Modules and Packages#

In this chapter we focus on how Mojo organizes code into modules and packages. The ideas will feel familiar if you know Python, but a few details are Mojo’s own.

Python grew into the dominant language for data science and AI largely because of its enormous ecosystem of importable packages. A language is only as strong as the code you can reuse, and I expect Mojo’s package ecosystem to grow the same way as the community matures. Knowing how to split your own code into modules and packages is the first step toward contributing to it.

From scripts to reusable code#

So far, every program we’ve written has been a single file with a main() function that you run directly:

# hello.mojo
def main():
    print("Hello, world!")
mojo hello.mojo

That main() function is the entry point, the thing Mojo runs first. It’s perfect for a program you execute.

But often you write code that you don’t want to run on its own; you want to reuse it elsewhere. A nicely-written Account struct, a set of data-cleaning helpers, a math routine. That kind of code doesn’t need a main(). It just needs to be importable. Code organized for reuse like this is a module.

Modules#

A module is simply a Mojo file containing definitions (structs, functions, constants) meant to be imported by other Mojo code.

Create a file called mymodule.mojo:

# mymodule.mojo
@fieldwise_init
struct MyPair(Copyable, Movable):
    var first: Int
    var second: Int

    def dump(self):
        print(self.first, self.second)

Notice: no main(). This file isn’t meant to be run, it’s meant to be imported.

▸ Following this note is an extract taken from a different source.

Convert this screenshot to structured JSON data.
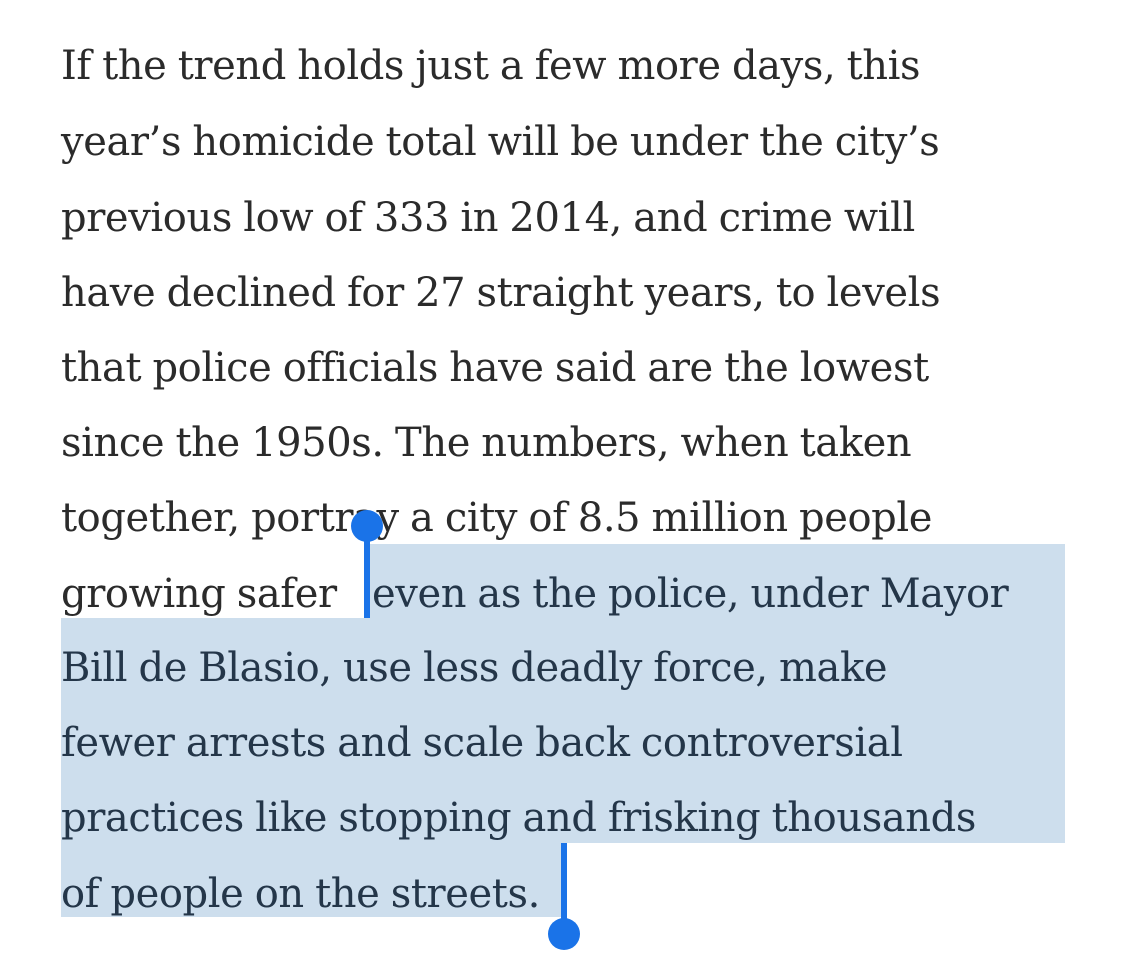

Now, from another file in the same directory, you can bring MyPair into scope. Mojo gives you three import styles, all of which you’ll recognize from Python:

# main.mojo

# Style 1: import a specific name
from mymodule import MyPair

def main():
    var p = MyPair(2, 4)
    p.dump()
# Style 2: import the whole module, use a qualified name
import mymodule

def main():
    var p = mymodule.MyPair(2, 4)
    p.dump()
# Style 3: import the module under a shorter alias
import mymodule as mm

def main():
    var p = mm.MyPair(2, 4)
    p.dump()

Run the file that has main():

mojo main.mojo

Which style should you use? from module import Name is cleanest when you need just a few things. Importing the whole module (with or without an alias) is nice when you want to make it obvious where each name comes from. There’s no wrong answer; pick what reads best.

Packages#

A package is a directory of modules grouped together, so you can ship a whole library as one unit. The directory becomes a package by including a special file named __init__.mojo.

Here’s the layout:

main.mojo
mypackage/
    __init__.mojo
    mymodule.mojo

The __init__.mojo file marks mypackage as a package. It can be empty, or it can re-export names to make them easier to import.

Importing from a package uses dotted paths:

# main.mojo
from mypackage.mymodule import MyPair

def main():
    var p = MyPair(2, 4)
    p.dump()

Read mypackage.mymodule as “the mymodule module, inside the mypackage package.”

Compiling a package#

You can bundle a package directory into a single compiled .mojopkg file. This is how you’d distribute a library so others can use it without seeing (or recompiling) your source:

mojo package mypackage -o mypackage.mojopkg

Now mypackage.mojopkg can sit next to a program and be imported exactly as if the source directory were there. One file, ready to share.

A practical layout#

For a small project, here’s a structure that scales nicely as it grows:

my_project/
    main.mojo            # the runnable entry point with main()
    finance/
        __init__.mojo
        accounts.mojo    # the Account struct and helpers
        invoices.mojo    # the Invoice struct and helpers

Your main.mojo stays small and readable:

from finance.accounts import Account
from finance.invoices import Invoice

def main():
    var acct = Account("Amit", 1200)
    acct.show()

All the real logic lives in focused modules, grouped by purpose. That separation, a thin entry point plus well-organized modules, is the habit that keeps a codebase maintainable as it grows from a weekend script into a real application.

Note

Mojo’s packaging and dependency story is still maturing alongside the language. The module/package mechanics above are stable, but tooling around publishing and sharing third-party Mojo packages continues to evolve. When in doubt, check the latest packaging documentation.

With your code organized into modules and packages, you’re ready to reach outside Mojo entirely, in the next chapter, we borrow Python’s vast ecosystem.